Running to Nowhere : The Central American Refugee Crisis

  • Prize
    Bronze in Book/Documentary
  • Photographer
    Christina Simons

Central American migrants have been making the perilous journey through Central America and Mexico for over 20 years. It has become an old refugee story, but remains very real and fraught with danger to this day. The journey across borders is made by various means, including on a giant freight train called “La Bestia” (the beast). The environmental hazards of dehydration, food and water contamination, sunburn and disease, as well as the physical dangers of the trains, all come second to the risk of theft, beatings, rape, torture, violence, kidnapping, mutilation, and murder. Why would anyone want to risk such dangers? In short: their own countries are burdened with even more violence and poverty than they risk trying to get to the United States.

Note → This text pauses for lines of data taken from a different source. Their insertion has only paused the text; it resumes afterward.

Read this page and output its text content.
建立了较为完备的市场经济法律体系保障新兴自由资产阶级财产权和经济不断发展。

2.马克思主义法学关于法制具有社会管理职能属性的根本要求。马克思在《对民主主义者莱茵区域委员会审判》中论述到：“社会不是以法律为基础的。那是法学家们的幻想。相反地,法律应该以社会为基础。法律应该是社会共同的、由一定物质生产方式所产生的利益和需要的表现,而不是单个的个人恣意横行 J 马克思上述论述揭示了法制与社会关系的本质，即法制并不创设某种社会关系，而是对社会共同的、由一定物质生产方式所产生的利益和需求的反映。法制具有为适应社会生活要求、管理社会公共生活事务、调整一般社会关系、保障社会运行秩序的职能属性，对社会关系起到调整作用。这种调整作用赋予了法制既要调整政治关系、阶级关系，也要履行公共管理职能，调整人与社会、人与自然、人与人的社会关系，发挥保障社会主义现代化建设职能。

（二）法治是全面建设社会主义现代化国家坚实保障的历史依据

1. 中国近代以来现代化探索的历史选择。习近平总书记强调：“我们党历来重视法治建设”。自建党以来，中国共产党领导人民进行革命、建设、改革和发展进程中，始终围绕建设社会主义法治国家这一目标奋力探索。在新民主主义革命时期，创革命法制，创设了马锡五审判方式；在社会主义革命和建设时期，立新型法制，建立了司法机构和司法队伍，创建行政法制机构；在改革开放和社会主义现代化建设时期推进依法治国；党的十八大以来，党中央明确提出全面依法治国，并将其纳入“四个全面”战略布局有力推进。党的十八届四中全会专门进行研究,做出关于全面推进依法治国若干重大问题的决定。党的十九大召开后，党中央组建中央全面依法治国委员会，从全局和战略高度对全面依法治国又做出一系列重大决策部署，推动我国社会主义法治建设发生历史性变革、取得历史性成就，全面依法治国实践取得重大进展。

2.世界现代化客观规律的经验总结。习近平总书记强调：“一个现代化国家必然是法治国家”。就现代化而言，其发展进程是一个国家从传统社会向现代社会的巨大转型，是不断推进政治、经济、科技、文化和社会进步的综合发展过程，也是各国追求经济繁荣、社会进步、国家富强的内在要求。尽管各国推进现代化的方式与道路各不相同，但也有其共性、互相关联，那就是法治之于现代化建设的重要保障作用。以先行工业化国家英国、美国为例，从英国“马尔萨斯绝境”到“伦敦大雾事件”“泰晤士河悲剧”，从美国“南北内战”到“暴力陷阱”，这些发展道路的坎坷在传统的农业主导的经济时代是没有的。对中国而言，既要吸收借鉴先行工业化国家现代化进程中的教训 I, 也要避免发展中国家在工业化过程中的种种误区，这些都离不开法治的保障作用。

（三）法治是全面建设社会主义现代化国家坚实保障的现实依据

The ‘Mara’ gangs originated on the streets of Los Angeles in the 1980s. Having fled from civil wars in Honduras and El Salvador, many joined either the Mara Salvatrucha (MS13) or Calle 18 (M18) street gangs. In the 90s, the US government began deporting MS13 and M18 members back to their respective countries. Now, 20 years later, these relocated ‘Maras’ are running poverty-stricken Honduras and El Salvador into even more desperate circumstances. Hundreds of thousands of people have fled their homes in Central America with the hopes for a better and safer life risking their lives again to get there.